Leave me a message, I’d love to hear your opinion.
December 8, 2008
A friend of mine recently e-mailed me a series of Christmas-related poll questions. Just thought you’d like a glimpse inside my holiday thoughts. Who knows, you might even have your own set of answers…
1. Wrapping paper or gift bags? Both
2. Real tree or Artificial? Artificial – but the love is real
3. When do you put up the tree? As soon as I get a few hours to string together, the thing is HUGE
4. When do you take the tree down? after Jan 1
5. What do you do with your tree after you take it down? Back to the Basement with ye…
6. Favorite gift received as a child? Hockey Skates
7. Hardest person to buy for? Me
8. Easiest person to buy for? The kids…they want everything
9. Do you have a nativity scene? of course, it’s Christmas
10. Mail or email Christmas cards? Mail, and yes we lick the envelopes
11. Worst Christmas gift you ever received? Sweater – ugly, don’t ask from whom
12. Favorite Christmas Movie? Tie between A Christmas Carol with Alistair Sim as Scrooge, and A Charlie Brown Christmas
13. When do you start shopping for Christmas? Start shopping for…DANG!
14. Have you ever recycled a Christmas present? Haven’t you?
15. Favorite thing to eat at Christmas? No favorites, I’m Omnivorous
16. Lights on the tree? Please refer to answer #9
17. Favorite Christmas song? there’s two that many people don’t know, both from the Trans-Siberian Orchestra – An Angel Came Down/An Angel Returns (two songs at the beginning and end of the CD), and Old City Bar…Not Traditional, but for a real Christamas story, nothing work better than these for me.

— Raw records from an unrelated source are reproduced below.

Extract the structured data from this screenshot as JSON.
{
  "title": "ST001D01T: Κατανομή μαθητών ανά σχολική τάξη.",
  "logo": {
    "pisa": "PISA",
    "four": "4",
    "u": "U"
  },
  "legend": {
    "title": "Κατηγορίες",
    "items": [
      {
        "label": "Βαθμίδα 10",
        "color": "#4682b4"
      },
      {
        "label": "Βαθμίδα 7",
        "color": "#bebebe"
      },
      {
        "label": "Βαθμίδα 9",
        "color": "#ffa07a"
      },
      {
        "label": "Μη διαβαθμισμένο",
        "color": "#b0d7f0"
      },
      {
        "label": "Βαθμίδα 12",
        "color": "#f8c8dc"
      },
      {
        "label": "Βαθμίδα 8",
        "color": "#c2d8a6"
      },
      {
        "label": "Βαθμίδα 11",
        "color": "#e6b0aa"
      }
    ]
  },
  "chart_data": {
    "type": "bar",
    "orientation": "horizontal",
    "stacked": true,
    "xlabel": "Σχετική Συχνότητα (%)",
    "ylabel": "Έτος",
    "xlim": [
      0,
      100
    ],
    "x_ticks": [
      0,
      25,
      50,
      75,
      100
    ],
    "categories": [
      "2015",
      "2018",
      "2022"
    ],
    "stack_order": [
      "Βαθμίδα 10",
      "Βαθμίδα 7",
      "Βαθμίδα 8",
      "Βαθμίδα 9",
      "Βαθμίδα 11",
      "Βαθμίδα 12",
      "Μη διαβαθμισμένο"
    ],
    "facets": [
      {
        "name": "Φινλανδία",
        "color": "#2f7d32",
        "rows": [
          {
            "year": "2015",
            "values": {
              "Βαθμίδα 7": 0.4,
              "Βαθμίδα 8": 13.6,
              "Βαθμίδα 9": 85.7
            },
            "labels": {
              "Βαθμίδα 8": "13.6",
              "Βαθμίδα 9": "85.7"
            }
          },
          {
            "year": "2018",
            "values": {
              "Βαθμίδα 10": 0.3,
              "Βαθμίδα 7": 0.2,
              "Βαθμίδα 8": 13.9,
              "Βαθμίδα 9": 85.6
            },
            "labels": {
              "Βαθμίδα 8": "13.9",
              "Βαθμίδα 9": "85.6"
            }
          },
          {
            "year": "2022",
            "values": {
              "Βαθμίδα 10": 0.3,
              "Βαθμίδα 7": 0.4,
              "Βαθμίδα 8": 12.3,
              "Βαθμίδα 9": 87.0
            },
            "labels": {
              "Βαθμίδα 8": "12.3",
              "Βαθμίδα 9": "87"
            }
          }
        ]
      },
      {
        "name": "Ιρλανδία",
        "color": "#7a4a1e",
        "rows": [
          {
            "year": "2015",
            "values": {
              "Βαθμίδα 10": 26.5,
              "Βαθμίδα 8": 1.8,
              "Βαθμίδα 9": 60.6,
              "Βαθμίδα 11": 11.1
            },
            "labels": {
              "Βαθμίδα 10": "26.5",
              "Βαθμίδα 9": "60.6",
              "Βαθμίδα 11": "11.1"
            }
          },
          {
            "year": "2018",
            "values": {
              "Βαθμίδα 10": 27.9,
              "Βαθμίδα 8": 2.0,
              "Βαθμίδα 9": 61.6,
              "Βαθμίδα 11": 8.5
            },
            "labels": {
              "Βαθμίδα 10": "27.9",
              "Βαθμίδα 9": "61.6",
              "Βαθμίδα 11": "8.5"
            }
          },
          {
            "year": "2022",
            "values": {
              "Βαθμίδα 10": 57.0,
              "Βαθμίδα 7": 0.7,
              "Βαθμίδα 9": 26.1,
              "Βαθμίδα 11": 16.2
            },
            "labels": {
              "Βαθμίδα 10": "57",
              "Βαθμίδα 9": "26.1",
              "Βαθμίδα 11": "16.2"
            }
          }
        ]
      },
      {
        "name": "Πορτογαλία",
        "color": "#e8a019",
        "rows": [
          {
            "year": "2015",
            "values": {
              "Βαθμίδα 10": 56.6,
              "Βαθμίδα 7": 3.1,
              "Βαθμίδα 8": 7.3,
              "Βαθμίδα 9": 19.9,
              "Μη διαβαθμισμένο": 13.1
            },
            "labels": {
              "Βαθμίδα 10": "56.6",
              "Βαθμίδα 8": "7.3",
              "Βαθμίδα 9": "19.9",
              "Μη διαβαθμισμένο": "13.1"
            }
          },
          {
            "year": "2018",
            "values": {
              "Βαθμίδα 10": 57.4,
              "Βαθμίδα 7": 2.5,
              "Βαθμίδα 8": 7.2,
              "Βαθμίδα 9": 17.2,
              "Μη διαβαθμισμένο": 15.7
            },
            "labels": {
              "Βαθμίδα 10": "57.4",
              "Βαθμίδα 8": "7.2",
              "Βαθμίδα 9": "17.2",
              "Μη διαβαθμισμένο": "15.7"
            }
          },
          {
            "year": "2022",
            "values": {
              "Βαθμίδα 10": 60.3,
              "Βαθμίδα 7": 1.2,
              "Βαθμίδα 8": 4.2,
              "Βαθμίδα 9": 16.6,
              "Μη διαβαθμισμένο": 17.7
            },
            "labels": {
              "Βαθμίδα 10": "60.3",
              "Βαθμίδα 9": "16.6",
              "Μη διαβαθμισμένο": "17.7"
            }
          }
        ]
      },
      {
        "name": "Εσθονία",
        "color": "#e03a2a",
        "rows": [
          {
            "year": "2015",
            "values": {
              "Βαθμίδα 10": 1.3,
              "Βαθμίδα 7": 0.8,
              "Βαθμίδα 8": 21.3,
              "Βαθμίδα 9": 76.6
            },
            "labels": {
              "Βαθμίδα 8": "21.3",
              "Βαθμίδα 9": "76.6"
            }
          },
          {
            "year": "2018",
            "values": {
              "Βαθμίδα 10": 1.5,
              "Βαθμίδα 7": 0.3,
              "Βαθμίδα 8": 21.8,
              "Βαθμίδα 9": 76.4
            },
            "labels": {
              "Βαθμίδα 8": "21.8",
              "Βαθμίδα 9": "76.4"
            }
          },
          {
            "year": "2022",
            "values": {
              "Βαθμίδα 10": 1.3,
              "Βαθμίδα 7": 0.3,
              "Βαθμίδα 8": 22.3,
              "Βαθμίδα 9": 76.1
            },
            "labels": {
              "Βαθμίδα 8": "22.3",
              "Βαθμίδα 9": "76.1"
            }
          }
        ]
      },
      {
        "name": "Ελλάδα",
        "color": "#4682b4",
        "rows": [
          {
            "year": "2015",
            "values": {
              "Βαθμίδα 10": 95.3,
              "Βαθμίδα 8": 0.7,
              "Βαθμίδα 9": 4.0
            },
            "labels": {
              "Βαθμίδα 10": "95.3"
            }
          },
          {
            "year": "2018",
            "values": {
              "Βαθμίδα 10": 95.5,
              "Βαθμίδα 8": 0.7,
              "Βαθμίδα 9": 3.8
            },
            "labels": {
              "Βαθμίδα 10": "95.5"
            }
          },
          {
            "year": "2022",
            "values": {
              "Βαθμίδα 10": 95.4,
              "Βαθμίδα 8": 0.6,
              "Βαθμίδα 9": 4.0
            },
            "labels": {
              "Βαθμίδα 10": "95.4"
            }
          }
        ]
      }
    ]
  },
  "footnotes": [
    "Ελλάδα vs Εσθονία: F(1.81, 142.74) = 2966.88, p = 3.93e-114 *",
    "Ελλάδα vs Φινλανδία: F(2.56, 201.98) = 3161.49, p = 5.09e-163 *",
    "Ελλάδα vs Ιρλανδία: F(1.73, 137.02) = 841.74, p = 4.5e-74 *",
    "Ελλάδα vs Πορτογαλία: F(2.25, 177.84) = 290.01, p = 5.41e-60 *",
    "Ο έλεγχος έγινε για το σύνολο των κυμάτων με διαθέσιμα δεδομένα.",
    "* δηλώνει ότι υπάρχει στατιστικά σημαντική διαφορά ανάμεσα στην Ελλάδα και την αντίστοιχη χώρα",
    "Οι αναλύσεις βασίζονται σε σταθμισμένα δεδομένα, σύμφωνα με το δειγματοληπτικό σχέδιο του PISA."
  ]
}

18. Travel at Christmas or stay home? Home
19. Can you name all of Santa’s reindeer’s? Dasher, Dancer, Prancer, Vixen, Comet, Cupid, Donner, and Biltzen…and the one with the red nose… what’s his name again…
20. Angel on the tree top or a star? Star, but we have done the angel as well
21. Open the presents Christmas Eve or morning? Morning
22. Most annoying thing about this time of the year? Starting it in Freeking October!
23. Favorite ornament theme or color? Family theme
24. Favorite for Christmas dinner? The next one…
25. What do you want for Christmas this year? For a child’s dream to come true
26. Who is most likely to respond to this? Anyone with a heart
27. Who is least likely to respond to this? The one’s who really should have
Merry Christmas from My Family, and The Banks Family, to all of you!
November 11, 2008
I work in a nursing home where, on a regular basis, I have the privelege of providing healthcare services to men and women who served in the armed forces, and some who have even lost a son or daughter in the protection of our rights and liberties. These people have sacrificed much more than many of us will ever know, and have lived their lives in quiet dignity. They seldom share the magnitude of their contribution, preferring instead to keep the stories of battles, and bars, of bullets and bombs and blood, and of their lasting friendships locked away. Once in a while, I am honored to listen to their tales.
I have listened to the stories of a Gold Star Mother, whose son died in Southeast Asia, as she showed me his posthumous medals. I listened to a paratrooper who jumped (his words, not mine) “at” Nomandy on D-day, and actually landed some miles inland. I met and spoke with a bombadier on a B-24 Bomber, and to a German soldier who was “drafted”, in time to see the bombing of Dresden from the ground. He spent several months in a POW camp prior to coming to the United States. Closer to home, I am priveleged to be the brother, son, and friend to several United States Marines, to whom I send out “Semper Fi”, and my gratitude.
In the United States we celebrate the achievements of these heroes on Veteran’s Day, November 11. I’ll be working, because that’s what I do. They’ll be quietly remembered, and honored by those that know, and those that love them. My hope and my prayer is, while so many of “The Greatest Generation” pass on everyday, we learn from them the quiet dignity and grace that comes from serving a cause greater than ourselves, and from being role models in deeds, not words.
God Bless you all, as you have blessed us.